Supreme Court says career criminal law is too vague

A New Jersey resident who is repeatedly convicted of federal violent felony charges could receive a longer prison term under the Armed Career Criminal Act. However, a recent Supreme Court decision could make it more difficult for prosecutors to label someone a career criminal. On June 26, the Supreme Court decided to eliminate a catchall phrase from the Armed Career Criminal Act that was found to be too vague.

The Supreme Court case involved a man who had pleaded guilty to federal charges for owning a sawed-off shotgun in 2012. Although the man would have normally been sentenced to 10 years behind bars for the crime, he received a 15-year prison sentence due to his prior convictions. The Supreme Court agreed with the man that possession of a sawed-off shotgun was not a violent felony that should have qualified for enhanced sentencing.

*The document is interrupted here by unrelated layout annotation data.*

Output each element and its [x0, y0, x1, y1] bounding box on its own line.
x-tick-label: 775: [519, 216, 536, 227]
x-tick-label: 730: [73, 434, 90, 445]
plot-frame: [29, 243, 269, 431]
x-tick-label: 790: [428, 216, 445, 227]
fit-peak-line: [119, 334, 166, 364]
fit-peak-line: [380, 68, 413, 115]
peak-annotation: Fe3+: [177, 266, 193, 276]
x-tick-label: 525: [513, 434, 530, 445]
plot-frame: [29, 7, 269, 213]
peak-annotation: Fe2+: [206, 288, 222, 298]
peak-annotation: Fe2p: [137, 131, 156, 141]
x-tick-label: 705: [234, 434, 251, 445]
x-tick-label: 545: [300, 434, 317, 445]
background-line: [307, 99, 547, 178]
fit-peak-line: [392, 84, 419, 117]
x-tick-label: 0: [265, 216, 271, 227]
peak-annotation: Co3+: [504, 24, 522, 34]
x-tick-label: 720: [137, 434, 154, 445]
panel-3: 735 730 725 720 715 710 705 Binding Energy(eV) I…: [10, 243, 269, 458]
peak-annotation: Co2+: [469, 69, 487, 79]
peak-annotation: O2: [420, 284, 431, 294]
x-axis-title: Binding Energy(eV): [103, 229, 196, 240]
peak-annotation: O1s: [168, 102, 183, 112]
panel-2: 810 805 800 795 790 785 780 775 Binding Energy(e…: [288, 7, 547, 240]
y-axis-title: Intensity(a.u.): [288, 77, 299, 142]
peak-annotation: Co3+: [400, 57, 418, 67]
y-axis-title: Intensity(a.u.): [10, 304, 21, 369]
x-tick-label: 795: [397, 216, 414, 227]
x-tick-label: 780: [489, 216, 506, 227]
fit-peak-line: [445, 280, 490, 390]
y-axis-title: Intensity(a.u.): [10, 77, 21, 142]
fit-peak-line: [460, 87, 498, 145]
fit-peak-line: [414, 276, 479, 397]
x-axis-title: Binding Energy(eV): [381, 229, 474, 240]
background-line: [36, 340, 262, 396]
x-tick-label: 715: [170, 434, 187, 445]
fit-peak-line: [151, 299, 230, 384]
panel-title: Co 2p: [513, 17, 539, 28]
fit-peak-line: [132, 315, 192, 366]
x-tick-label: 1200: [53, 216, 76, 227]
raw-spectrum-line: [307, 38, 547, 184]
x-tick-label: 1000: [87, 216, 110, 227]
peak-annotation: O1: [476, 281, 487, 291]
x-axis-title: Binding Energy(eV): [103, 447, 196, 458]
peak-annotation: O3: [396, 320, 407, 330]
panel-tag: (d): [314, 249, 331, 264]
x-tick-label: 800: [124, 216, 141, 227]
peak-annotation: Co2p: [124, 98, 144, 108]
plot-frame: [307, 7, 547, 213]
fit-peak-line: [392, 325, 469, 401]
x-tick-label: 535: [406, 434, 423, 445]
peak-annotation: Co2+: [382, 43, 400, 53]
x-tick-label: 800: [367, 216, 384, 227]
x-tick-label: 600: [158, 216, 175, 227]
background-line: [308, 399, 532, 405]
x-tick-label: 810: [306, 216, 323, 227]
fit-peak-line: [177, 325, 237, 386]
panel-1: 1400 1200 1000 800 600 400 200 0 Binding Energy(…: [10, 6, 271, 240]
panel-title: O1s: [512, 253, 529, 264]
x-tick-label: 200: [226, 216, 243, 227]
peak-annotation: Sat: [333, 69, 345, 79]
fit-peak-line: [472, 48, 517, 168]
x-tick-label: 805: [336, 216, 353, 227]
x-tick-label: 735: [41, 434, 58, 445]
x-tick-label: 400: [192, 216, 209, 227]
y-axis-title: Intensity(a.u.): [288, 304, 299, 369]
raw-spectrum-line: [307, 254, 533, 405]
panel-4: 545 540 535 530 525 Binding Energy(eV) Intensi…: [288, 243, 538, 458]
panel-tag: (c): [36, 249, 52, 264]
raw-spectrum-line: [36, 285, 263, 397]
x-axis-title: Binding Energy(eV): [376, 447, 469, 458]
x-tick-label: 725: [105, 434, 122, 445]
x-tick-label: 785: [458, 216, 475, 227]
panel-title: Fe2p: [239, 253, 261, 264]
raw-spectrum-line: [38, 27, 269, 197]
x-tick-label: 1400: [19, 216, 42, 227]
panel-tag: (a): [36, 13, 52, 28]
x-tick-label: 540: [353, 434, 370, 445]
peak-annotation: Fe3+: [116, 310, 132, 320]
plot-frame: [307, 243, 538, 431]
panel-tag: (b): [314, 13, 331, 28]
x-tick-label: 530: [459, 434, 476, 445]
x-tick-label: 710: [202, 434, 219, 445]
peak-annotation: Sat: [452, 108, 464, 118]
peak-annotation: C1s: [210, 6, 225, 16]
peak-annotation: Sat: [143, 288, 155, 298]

Some of the types of crimes that can result in enhanced sentencing are the use of explosives, burglary, arson and extortion. The statute also contained language that included in its coverage other types of felonies that were broadly defined. Six justices found that language unconstitutional for its ambiguity, and two justices agreed that possession of a sawed-off shotgun was not a violent felony.

Those people with a prior criminal record could face the potential for enhanced sentencing if they receive another conviction for certain types of offenses. Someone in this situation may want to discuss the details of their case with a criminal defense attorney before deciding what type of plea to enter at trial.